L’Enragé de Sorj Chalandon

La colonie pénitentiaire de Belle-Ile en Mer accueille de jeunes garçons, ou plutôt les emprisonne, jugés comme délinquants. Brimades, mauvais traitements, enfermements, punitions à répétition sont le quotidien de ces enfants qui sont âgés de 12 à 20 ans. Un jour d’août 1934, lassés de ces humiliations et de la violence dont ils sont victimes, cinquante-six d’entre eux vont se révolter et s’évader. Mais sur une terre entourée d’eau, où aller ? En quelques heures, la totalité des enfants sera reprise et reconduite entre les murs de l’institution. Il en manque toutefois un à l’appel : Jules Bonneau, dit La Teigne, âgé de vingt ans.

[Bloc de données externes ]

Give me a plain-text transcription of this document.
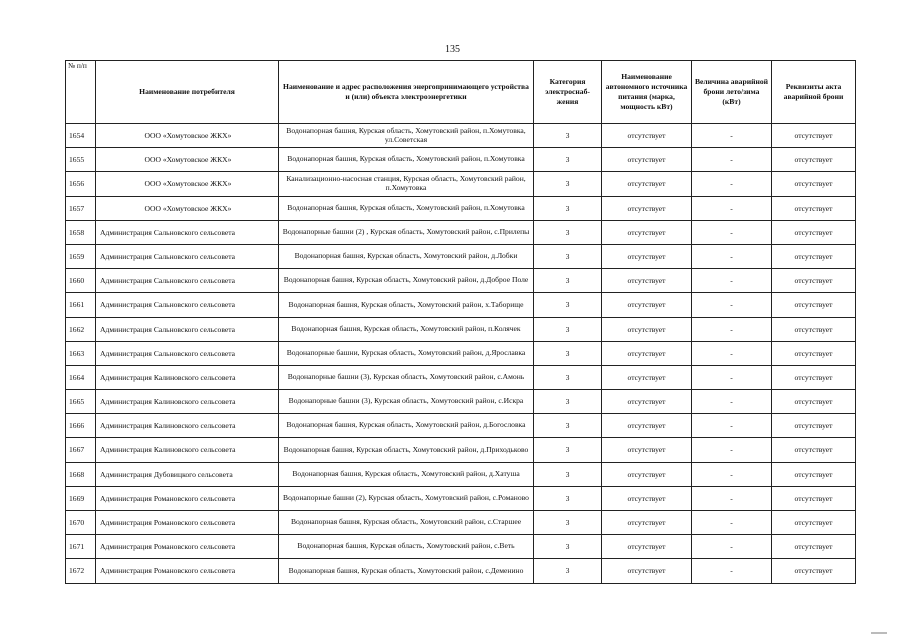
135
№ п/п	Наименование потребителя	Наименование и адрес расположения энергопринимающего устройства и (или) объекта электроэнергетики	Категория электроснаб- жения	Наименование автономного источника питания (марка, мощность кВт)	Величина аварийной брони лето/зима (кВт)	Реквизиты акта аварийной брони
1654	ООО «Хомутовское ЖКХ»	Водонапорная башня, Курская область, Хомутовский район, п.Хомутовка, ул.Советская	3	отсутствует	-	отсутствует
1655	ООО «Хомутовское ЖКХ»	Водонапорная башня, Курская область, Хомутовский район, п.Хомутовка	3	отсутствует	-	отсутствует
1656	ООО «Хомутовское ЖКХ»	Канализационно-насосная станция, Курская область, Хомутовский район, п.Хомутовка	3	отсутствует	-	отсутствует
1657	ООО «Хомутовское ЖКХ»	Водонапорная башня, Курская область, Хомутовский район, п.Хомутовка	3	отсутствует	-	отсутствует
1658	Администрация Сальновского сельсовета	Водонапорные башни (2) , Курская область, Хомутовский район, с.Прилепы	3	отсутствует	-	отсутствует
1659	Администрация Сальновского сельсовета	Водонапорная башня, Курская область, Хомутовский район, д.Лобки	3	отсутствует	-	отсутствует
1660	Администрация Сальновского сельсовета	Водонапорная башня, Курская область, Хомутовский район, д.Доброе Поле	3	отсутствует	-	отсутствует
1661	Администрация Сальновского сельсовета	Водонапорная башня, Курская область, Хомутовский район, х.Таборище	3	отсутствует	-	отсутствует
1662	Администрация Сальновского сельсовета	Водонапорная башня, Курская область, Хомутовский район, п.Колячек	3	отсутствует	-	отсутствует
1663	Администрация Сальновского сельсовета	Водонапорные башни, Курская область, Хомутовский район, д.Ярославка	3	отсутствует	-	отсутствует
1664	Администрация Калиновского сельсовета	Водонапорные башни (3), Курская область, Хомутовский район, с.Амонь	3	отсутствует	-	отсутствует
1665	Администрация Калиновского сельсовета	Водонапорные башни (3), Курская область, Хомутовский район, с.Искра	3	отсутствует	-	отсутствует
1666	Администрация Калиновского сельсовета	Водонапорная башня, Курская область, Хомутовский район, д.Богословка	3	отсутствует	-	отсутствует
1667	Администрация Калиновского сельсовета	Водонапорная башня, Курская область, Хомутовский район, д.Приходьково	3	отсутствует	-	отсутствует
1668	Администрация Дубовицкого сельсовета	Водонапорная башня, Курская область, Хомутовский район, д.Хатуша	3	отсутствует	-	отсутствует
1669	Администрация Романовского сельсовета	Водонапорные башни (2), Курская область, Хомутовский район, с.Романово	3	отсутствует	-	отсутствует
1670	Администрация Романовского сельсовета	Водонапорная башня, Курская область, Хомутовский район, с.Старшее	3	отсутствует	-	отсутствует
1671	Администрация Романовского сельсовета	Водонапорная башня, Курская область, Хомутовский район, с.Веть	3	отсутствует	-	отсутствует
1672	Администрация Романовского сельсовета	Водонапорная башня, Курская область, Хомутовский район, с.Деменино	3	отсутствует	-	отсутствует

Dans ce récit, on reconnait chez Sorj Chalandon son intérêt journalistique pour les faits historiques mais aussi pour les enfants pour qui la vie n’a pas été tendre.

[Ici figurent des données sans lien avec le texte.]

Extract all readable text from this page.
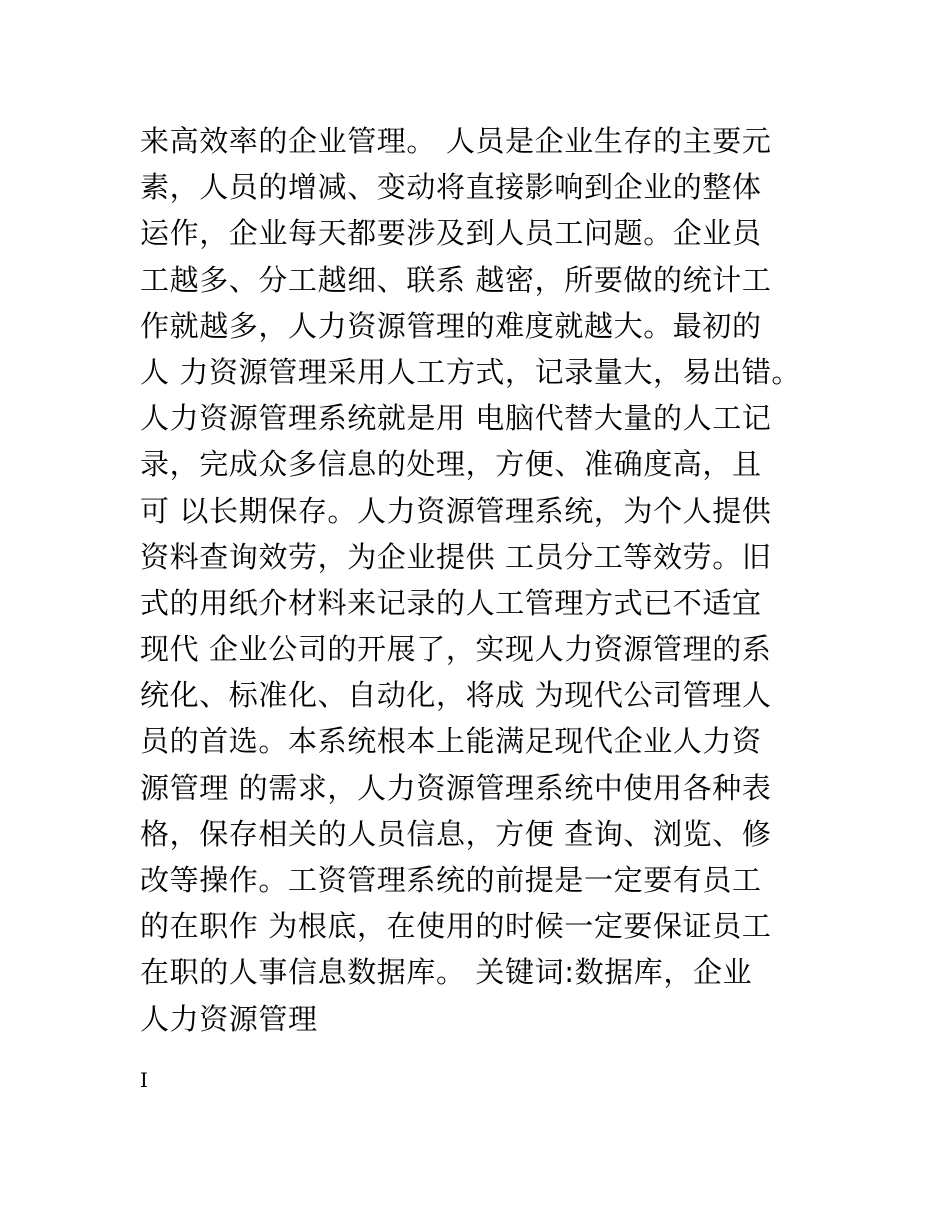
来高效率的企业管理。 人员是企业生存的主要元
素，人员的增减、变动将直接影响到企业的整体
运作，企业每天都要涉及到人员工问题。企业员
工越多、分工越细、联系 越密，所要做的统计工
作就越多，人力资源管理的难度就越大。最初的
人 力资源管理采用人工方式，记录量大，易出错。
人力资源管理系统就是用 电脑代替大量的人工记
录，完成众多信息的处理，方便、准确度高，且
可 以长期保存。人力资源管理系统，为个人提供
资料查询效劳，为企业提供 工员分工等效劳。旧
式的用纸介材料来记录的人工管理方式已不适宜
现代 企业公司的开展了，实现人力资源管理的系
统化、标准化、自动化，将成 为现代公司管理人
员的首选。本系统根本上能满足现代企业人力资
源管理 的需求，人力资源管理系统中使用各种表
格，保存相关的人员信息，方便 查询、浏览、修
改等操作。工资管理系统的前提是一定要有员工
的在职作 为根底，在使用的时候一定要保证员工
在职的人事信息数据库。 关键词:数据库，企业
人力资源管理
I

Il se base ici sur une réalité (la mutinerie des enfants de Belle-Ile) pour mettre en scène un personnage, Jules, qui aurait échappé à la traque. Il y a du Jacques Vingtras, du Brasse-Bouillon ou même du Jacquou Le Croquant dans ce Jules Bonneau. Un enfant malmené par la vie et qui en a conçu une véritable détestation pour la société et les hommes qui la composent. Et qui n’a plus aucune confiance en l’humanité.

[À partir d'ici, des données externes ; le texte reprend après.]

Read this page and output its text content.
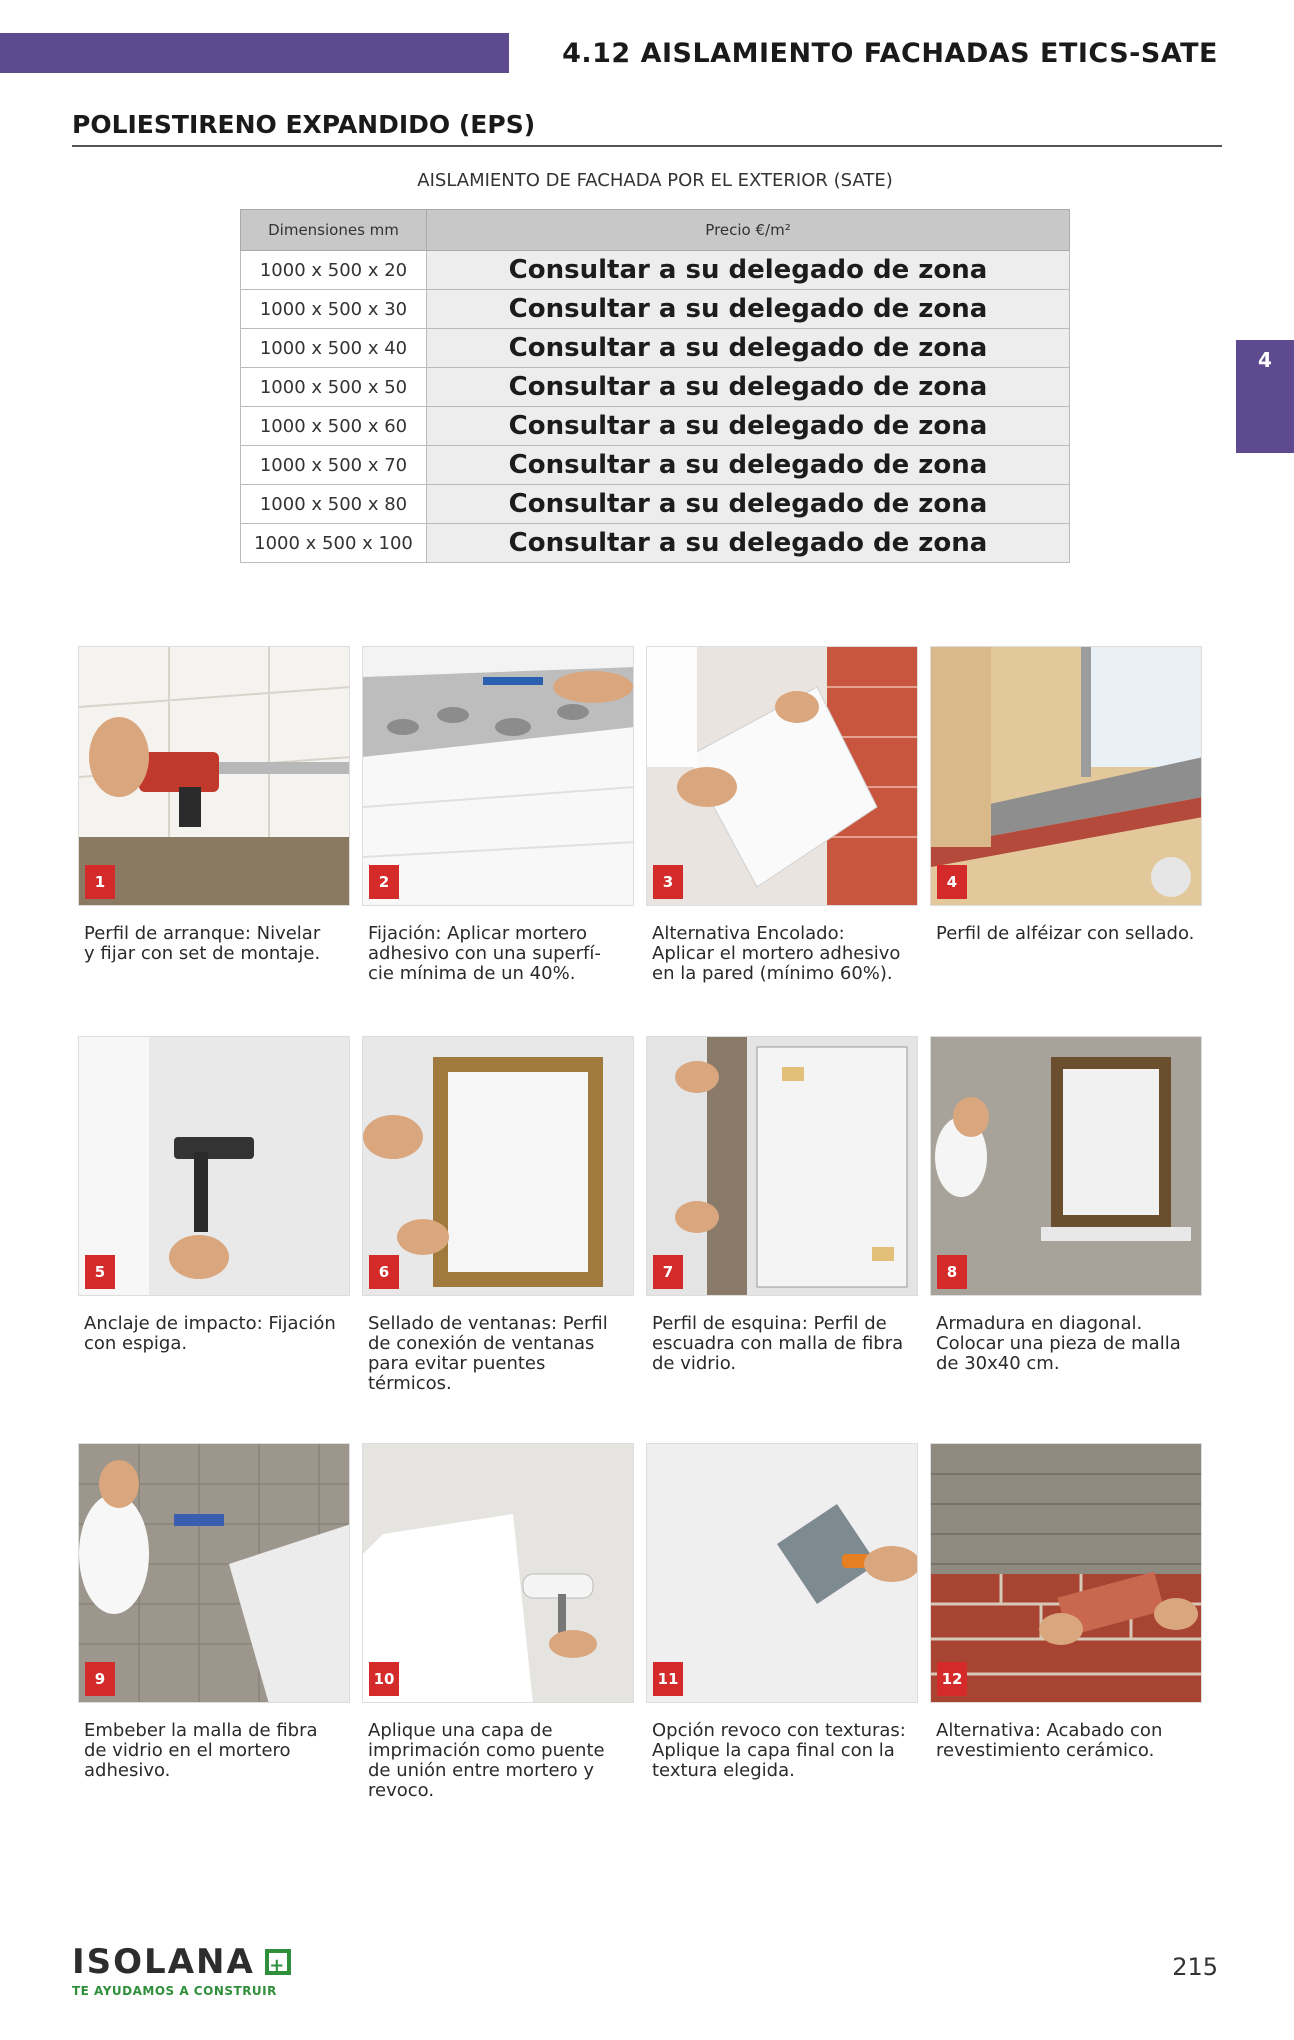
4.12 AISLAMIENTO FACHADAS ETICS-SATE
4
POLIESTIRENO EXPANDIDO (EPS)
AISLAMIENTO DE FACHADA POR EL EXTERIOR (SATE)
Dimensiones mm	Precio €/m²
1000 x 500 x 20	Consultar a su delegado de zona
1000 x 500 x 30	Consultar a su delegado de zona
1000 x 500 x 40	Consultar a su delegado de zona
1000 x 500 x 50	Consultar a su delegado de zona
1000 x 500 x 60	Consultar a su delegado de zona
1000 x 500 x 70	Consultar a su delegado de zona
1000 x 500 x 80	Consultar a su delegado de zona
1000 x 500 x 100	Consultar a su delegado de zona
1
Perfil de arranque: Nivelar
y fijar con set de montaje.
2
Fijación: Aplicar mortero
adhesivo con una superfí-
cie mínima de un 40%.
3
Alternativa Encolado:
Aplicar el mortero adhesivo
en la pared (mínimo 60%).
4
Perfil de alféizar con sellado.
5
Anclaje de impacto: Fijación
con espiga.
6
Sellado de ventanas: Perfil
de conexión de ventanas
para evitar puentes
térmicos.
7
Perfil de esquina: Perfil de
escuadra con malla de fibra
de vidrio.
8
Armadura en diagonal.
Colocar una pieza de malla
de 30x40 cm.
9
Embeber la malla de fibra
de vidrio en el mortero
adhesivo.
10
Aplique una capa de
imprimación como puente
de unión entre mortero y
revoco.
11
Opción revoco con texturas:
Aplique la capa final con la
textura elegida.
12
Alternativa: Acabado con
revestimiento cerámico.
ISOLANA +
TE AYUDAMOS A CONSTRUIR
215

Jules a emmagasiné tellement de violence et de haine depuis sa plus tendre enfance et au cours des sept ans durant lesquelles il a été emprisonné dans cette colonie, qu’il lui est difficile de ne pas répondre par la violence et la méfiance même à ceux qui veulent l’aider.

Au-delà du personnage de Jules, Sorj Chalandon met en scène divers personnages et pointe les antagonismes des habitants de l’île. Il y a ceux qui pourchassent les enfants pour une récompense de vingt francs mais il y a aussi ceux qui vont tendre la main comme Ronan le pêcheur et sa femme. Il y a ceux qui maltraitent mais il y aussi ceux qui gardent le secret et qui permettent à Jules de ne pas être repris. Il y a ceux qui n’hésitent pas à exercer le chantage mais il y a aussi ceux qui sont choqués par l’histoire de ces enfants et qui en feront des poèmes pour dénoncer ce qui s’est passé, tel Jacques Prévert que Sorj Chalandon convoque auprès de Jules et qui écrira son poème “Chasse à l’enfant”.

Au récit concernant l’enfer de la colonie pénitentiaire et la cavale de Jules, s’ajoute une trame plus historique. Nous sommes en effet en 1934 et le monde est au seuil d’un drame historique. Et Belle-Ile n’est pas épargnée par les luttes politiques et les confrontations de classes.

On s’attache à ces personnages et surtout à ces enfants qui semblent irrémédiablement condamnés, privés d’amour depuis toujours, dont l’avenir parait compromis, les vies gâchées et auxquels l’auteur rend ici un émouvant hommage. Comme d’habitude chez Sorj Chalandon, tout sonne juste et l’émotion est présente à chaque chapitre.

A lire aussi, les chroniques de Enfant de Salaud et de Le Jour d’avant de Sorj Chalandon

9 commentaires sur “L’Enragé de Sorj Chalandon

  1. Je crains l’emportement lyrique de cet auteur, d’autant que c’est une histoire que je connais bien, de même que cette île. Je pense que je serais trop critique quant à la véracité de l’arrière plan pour apprécier.